Wearable Sensors and Coronavirus
20-05-2020 | By Robin Mitchell
The COVID-19 pandemic is presenting engineers with a range of technical problems to solve and detecting those with the virus before they can spread it is one area in particular that has the US military interested.
Preventing Transmission
The COVID-19 pandemic is a medical crisis that the world has not seen the likes of since the Spanish Flu in 1918. While not as serve, the virus can take several weeks to show symptoms while still being transmittable, which is how the virus has been able to get around the world as fast as it has. To make matters worse the virus being new means there's little to no natural immunity meaning that not only can it spread more efficiently but the small minority of those who get severely ill still makes up a large number of people. For example, assuming that 0.01% of people who catch the virus require a ventilator can still be 10,000 people for a population of just 1 million. Because of this, there was a surge of engineers instructed to design low-cost ventilators that could be quickly mass produced should the virus turn out to be more deadly than hoped.
Fortunately, it turns out that this need for ventilators was an over-reaction and measures such as lock-downs are preventing the further spreading of the virus. But, this has come at a cost to damaging the global economy with the FTSE100 taking a significant hit (from approximately 7400 to 5000). Since services such as the NHS are reliant on a strong economy, there is pressure for the government to get life back to normal. If, however, people are allowed back out into public spaces, it is essential that the virus is kept under control and that re-infection does not take place. Several methods are used to tackle these problems, such as contact tracing apps and antibody testing kits. But wearable technology may be able to play a hand in this role with the US military taking an active interest in detecting personnel infected with the virus and taking measures to isolate them.
Wearable Technology
Wearable technology is any kind of technology that can be worn by a user with relative comfort with one typical example being smartwatches. While wearable technology could be made to do a wide range of tasks, they are often used in medical applications such as heart rate monitors and oxygen meters. Since wearable technology can give insight into the user, the US military is looking to developing such technology to try and identify individuals with the virus without having to make contact. The idea is that companies can propose designs to the US military for a chance to win a $25 million contract which can then be implemented to prevent the spread of the virus. The wearable sensor(s) should be able to detect potential symptoms such as fever and respiratory difficulties while also providing tracking and tracing capabilities to warn others of the symptoms. Other pieces of technology that the military is looking to include thermal goggles that are generally used for thermal vision but instead being adapted to measure the temperature of personnel with a peak capability of 300 individuals per 25 minutes. This technology can be advantageous in public areas involving large crowds which may require remote monitoring.

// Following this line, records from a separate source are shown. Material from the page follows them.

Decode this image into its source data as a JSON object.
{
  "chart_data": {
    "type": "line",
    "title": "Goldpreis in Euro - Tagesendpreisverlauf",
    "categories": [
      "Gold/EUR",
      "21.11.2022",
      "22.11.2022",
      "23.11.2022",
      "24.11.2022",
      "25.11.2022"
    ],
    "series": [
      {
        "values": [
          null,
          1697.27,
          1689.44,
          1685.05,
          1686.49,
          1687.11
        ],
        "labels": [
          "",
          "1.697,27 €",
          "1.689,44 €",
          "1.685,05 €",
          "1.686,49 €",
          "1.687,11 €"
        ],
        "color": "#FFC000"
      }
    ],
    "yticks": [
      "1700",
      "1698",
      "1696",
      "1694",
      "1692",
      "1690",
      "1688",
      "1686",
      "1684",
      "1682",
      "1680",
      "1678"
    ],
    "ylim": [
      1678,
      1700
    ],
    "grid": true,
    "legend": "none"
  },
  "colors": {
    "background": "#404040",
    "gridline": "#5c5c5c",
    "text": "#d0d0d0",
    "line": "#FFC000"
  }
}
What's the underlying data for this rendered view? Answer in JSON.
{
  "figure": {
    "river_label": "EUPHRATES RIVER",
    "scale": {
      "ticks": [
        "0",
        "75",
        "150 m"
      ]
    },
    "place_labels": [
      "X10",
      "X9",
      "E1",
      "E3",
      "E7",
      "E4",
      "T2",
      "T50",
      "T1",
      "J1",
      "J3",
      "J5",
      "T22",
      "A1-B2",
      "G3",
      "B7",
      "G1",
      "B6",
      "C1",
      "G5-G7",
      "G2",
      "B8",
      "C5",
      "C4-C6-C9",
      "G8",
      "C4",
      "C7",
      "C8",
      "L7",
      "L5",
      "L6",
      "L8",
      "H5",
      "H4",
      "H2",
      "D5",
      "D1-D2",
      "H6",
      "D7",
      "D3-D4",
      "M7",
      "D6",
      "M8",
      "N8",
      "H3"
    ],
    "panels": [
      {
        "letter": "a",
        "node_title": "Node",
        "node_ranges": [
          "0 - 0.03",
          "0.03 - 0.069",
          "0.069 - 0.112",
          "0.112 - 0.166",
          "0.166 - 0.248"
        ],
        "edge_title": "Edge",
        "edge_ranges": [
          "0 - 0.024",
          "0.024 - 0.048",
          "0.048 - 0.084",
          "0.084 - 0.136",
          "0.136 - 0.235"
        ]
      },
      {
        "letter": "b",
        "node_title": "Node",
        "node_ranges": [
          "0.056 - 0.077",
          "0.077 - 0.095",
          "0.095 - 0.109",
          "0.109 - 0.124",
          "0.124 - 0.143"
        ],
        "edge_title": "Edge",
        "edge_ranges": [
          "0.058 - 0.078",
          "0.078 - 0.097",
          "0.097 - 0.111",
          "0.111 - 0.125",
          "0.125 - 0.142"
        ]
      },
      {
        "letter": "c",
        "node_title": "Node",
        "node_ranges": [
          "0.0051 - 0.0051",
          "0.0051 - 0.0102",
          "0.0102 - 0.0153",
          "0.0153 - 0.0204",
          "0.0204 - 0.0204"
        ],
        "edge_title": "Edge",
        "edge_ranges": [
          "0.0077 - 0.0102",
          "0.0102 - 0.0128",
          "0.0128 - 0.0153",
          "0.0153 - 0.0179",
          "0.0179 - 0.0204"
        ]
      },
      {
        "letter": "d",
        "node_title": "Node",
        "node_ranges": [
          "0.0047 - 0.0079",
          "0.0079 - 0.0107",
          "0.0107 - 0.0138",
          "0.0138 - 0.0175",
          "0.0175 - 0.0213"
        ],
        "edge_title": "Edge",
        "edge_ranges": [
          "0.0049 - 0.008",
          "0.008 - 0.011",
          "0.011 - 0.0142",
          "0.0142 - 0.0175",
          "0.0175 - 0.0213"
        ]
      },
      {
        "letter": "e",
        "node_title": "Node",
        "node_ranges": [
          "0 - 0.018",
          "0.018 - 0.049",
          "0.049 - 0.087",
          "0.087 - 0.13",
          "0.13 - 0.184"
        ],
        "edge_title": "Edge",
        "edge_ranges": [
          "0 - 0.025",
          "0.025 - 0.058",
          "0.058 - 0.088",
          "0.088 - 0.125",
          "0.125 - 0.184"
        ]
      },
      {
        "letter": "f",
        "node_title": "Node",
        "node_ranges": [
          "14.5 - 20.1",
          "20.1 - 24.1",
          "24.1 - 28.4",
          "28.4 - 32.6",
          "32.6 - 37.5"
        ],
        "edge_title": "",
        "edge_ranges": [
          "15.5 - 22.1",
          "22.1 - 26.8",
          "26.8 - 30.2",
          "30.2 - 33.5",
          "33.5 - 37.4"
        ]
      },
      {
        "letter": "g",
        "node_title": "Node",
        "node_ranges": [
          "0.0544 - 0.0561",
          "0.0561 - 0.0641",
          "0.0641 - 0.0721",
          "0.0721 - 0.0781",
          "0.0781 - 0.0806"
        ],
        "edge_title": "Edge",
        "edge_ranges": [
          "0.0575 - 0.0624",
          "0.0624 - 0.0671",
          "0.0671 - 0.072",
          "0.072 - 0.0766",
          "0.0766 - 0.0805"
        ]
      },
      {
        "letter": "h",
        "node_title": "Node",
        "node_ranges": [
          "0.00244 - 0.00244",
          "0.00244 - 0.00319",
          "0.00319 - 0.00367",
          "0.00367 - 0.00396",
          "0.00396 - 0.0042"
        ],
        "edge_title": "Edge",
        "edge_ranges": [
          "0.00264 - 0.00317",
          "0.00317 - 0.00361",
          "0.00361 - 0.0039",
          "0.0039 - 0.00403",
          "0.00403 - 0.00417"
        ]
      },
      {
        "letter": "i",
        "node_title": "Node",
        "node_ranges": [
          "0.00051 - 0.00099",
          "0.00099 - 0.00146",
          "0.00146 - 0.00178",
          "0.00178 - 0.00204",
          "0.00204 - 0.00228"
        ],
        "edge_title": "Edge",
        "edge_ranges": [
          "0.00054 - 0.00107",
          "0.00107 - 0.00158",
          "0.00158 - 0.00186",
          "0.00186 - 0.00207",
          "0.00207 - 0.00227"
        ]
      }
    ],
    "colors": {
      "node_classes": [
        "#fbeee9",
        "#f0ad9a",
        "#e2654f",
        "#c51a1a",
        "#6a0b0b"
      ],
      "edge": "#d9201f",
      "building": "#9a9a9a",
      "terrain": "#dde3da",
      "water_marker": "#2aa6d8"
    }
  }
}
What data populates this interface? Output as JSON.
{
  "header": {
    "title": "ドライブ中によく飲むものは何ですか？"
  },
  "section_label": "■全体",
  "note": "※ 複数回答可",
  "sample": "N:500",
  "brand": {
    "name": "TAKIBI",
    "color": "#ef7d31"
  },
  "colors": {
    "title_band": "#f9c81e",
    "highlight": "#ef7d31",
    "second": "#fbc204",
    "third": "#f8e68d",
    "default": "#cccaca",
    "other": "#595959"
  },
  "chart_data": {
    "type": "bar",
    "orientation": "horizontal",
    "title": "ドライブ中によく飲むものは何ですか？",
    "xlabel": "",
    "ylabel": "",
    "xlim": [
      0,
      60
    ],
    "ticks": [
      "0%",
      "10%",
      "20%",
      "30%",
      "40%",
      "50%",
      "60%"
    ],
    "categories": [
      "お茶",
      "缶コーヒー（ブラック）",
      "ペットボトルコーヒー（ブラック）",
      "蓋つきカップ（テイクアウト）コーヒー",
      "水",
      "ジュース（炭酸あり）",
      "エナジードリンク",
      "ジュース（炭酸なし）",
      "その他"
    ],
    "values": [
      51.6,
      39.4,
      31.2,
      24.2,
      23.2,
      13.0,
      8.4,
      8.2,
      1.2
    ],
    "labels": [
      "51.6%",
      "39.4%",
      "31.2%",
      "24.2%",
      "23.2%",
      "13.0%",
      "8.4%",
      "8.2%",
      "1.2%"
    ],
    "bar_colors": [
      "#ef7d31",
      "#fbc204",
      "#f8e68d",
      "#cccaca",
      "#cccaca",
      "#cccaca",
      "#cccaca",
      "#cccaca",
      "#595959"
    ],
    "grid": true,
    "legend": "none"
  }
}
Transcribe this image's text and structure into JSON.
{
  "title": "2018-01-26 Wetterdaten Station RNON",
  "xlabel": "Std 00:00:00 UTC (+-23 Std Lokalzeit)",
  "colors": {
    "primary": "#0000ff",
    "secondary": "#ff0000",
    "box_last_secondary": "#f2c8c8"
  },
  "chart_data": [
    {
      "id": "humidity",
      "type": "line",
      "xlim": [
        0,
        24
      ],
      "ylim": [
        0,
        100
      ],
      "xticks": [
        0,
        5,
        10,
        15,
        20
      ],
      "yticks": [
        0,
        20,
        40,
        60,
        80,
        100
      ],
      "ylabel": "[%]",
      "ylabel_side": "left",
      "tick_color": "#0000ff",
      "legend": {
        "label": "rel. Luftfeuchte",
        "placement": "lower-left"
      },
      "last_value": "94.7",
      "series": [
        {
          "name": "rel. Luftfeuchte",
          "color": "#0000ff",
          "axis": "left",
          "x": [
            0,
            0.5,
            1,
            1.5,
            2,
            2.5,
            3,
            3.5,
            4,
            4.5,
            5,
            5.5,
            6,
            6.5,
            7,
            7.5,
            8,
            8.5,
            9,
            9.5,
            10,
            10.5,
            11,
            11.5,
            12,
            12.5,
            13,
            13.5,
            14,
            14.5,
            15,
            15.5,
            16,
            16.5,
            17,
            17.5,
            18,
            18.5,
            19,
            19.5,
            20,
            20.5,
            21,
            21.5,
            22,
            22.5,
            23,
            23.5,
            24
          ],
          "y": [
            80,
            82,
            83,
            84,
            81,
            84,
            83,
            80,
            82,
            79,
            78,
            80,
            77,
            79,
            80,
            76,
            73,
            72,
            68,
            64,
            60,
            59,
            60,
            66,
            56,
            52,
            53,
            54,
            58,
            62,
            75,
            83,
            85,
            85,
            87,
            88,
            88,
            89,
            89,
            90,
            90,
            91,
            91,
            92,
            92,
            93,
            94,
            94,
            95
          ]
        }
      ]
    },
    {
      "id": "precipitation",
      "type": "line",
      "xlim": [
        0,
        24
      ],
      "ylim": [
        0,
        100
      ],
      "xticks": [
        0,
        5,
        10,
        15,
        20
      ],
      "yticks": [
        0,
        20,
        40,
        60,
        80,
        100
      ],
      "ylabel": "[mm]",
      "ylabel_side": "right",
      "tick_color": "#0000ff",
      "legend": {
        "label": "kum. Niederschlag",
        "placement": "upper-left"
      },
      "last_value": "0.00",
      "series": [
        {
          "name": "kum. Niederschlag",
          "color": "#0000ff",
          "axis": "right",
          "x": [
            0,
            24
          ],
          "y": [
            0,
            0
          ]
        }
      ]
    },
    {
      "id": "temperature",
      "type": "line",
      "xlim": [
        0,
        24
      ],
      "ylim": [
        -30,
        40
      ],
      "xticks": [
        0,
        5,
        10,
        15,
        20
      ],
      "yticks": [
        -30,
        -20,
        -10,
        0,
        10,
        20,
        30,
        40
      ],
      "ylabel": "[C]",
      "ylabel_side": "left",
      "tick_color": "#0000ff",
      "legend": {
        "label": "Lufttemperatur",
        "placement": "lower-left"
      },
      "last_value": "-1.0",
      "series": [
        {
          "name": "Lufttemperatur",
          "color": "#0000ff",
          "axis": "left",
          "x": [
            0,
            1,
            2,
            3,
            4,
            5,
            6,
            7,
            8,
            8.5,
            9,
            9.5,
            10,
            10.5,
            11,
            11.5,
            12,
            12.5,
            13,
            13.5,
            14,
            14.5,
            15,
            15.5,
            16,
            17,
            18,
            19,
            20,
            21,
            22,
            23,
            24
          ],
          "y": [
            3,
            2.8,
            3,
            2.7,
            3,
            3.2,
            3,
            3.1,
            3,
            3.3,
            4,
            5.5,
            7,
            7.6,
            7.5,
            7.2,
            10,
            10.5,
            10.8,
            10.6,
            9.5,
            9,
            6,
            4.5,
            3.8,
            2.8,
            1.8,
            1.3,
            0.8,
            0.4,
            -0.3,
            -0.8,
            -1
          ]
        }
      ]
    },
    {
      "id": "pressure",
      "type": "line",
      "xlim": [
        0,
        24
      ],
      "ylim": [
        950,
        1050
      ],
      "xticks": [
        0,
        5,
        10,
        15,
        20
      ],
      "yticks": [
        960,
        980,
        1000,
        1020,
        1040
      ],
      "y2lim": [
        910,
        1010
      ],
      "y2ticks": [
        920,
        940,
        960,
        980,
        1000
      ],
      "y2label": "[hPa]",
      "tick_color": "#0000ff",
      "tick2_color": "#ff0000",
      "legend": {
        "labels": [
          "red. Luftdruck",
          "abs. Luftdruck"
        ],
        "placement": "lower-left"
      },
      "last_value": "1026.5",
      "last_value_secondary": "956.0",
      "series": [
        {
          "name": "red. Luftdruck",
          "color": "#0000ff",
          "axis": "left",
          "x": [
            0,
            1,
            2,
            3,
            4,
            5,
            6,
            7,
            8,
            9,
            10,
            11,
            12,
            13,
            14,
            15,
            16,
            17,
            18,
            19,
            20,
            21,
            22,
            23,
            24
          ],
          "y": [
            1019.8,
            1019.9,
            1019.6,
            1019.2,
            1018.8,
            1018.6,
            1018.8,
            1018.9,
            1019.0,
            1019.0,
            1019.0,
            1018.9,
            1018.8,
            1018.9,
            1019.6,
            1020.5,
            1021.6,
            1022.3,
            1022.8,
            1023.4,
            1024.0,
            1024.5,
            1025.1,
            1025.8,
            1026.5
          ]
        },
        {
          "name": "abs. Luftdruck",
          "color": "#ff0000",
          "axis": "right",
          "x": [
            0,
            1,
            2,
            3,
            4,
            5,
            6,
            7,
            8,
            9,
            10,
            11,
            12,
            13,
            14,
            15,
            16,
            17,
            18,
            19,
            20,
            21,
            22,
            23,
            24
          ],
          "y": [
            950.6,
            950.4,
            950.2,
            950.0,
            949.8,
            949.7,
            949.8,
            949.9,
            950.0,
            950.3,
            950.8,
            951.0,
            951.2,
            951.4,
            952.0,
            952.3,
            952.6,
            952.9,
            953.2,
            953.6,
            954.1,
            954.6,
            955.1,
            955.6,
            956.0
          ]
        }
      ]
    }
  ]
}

The military's Integrated Visual Augmentation System (IVAS), field goggles that are being adapted to detect body temperatures amid the coronavirus pandemic.
But wearable devices such as watches and wristbands can be uncomfortable to wear as well as being restricted to monitoring the specific body tissue they are in contact with. For example, body temperature is often taken at the armpit or the mouth as these are usually at core temperature where extremities are often much cooler. Therefore, a sensor that can measure the torso, arms, and armpit would provide more reliable data as well as potentially being able to measure breathing patterns and electro-cardio data from the heart. This is where MIT comes into the picture with a team of researchers have developed electronic sensors into stretchy fabrics. The sensors, which are embedded in textiles, are machine washable making them a potential solution for body medical sensors with the sole goal of not requiring tape or special adhesives. The passive sensors consist of long flexible strips that are enclosed in epoxy and then woven into fabric with small openings that allow for sensors to make contact with skin. The researchers were able to create a shirt with 30 temperature sensors and an accelerometer that can be used for recording temperature, respiration, and heart rate with all the data being wirelessly transmitted to a nearby smartphone. Adapting the technology can be very simple for use in COVID detection with the ability to detect fever, breathing difficulties, and heightened heart rate. The clothing is comfortable, which also makes it more desirable for wearers, and the ability to transmit data wirelessly allows it to work with the vast majority of smartphones.
Conclusion
Wearable technology will play an essential role in future medical applications whereby portable AI medical algorithms running on a users smartphone could analyser the wearer and detect anomalies that may indicate an infection or illness. This technology can be expanded and paired with contact tracing apps to provide those platforms with identification capabilities that can help to prevent the further spread of future viruses. It can be argued that the world has gotten lucky with the Coronavirus; the next virus may be far worse, and technology may be the only defence we have.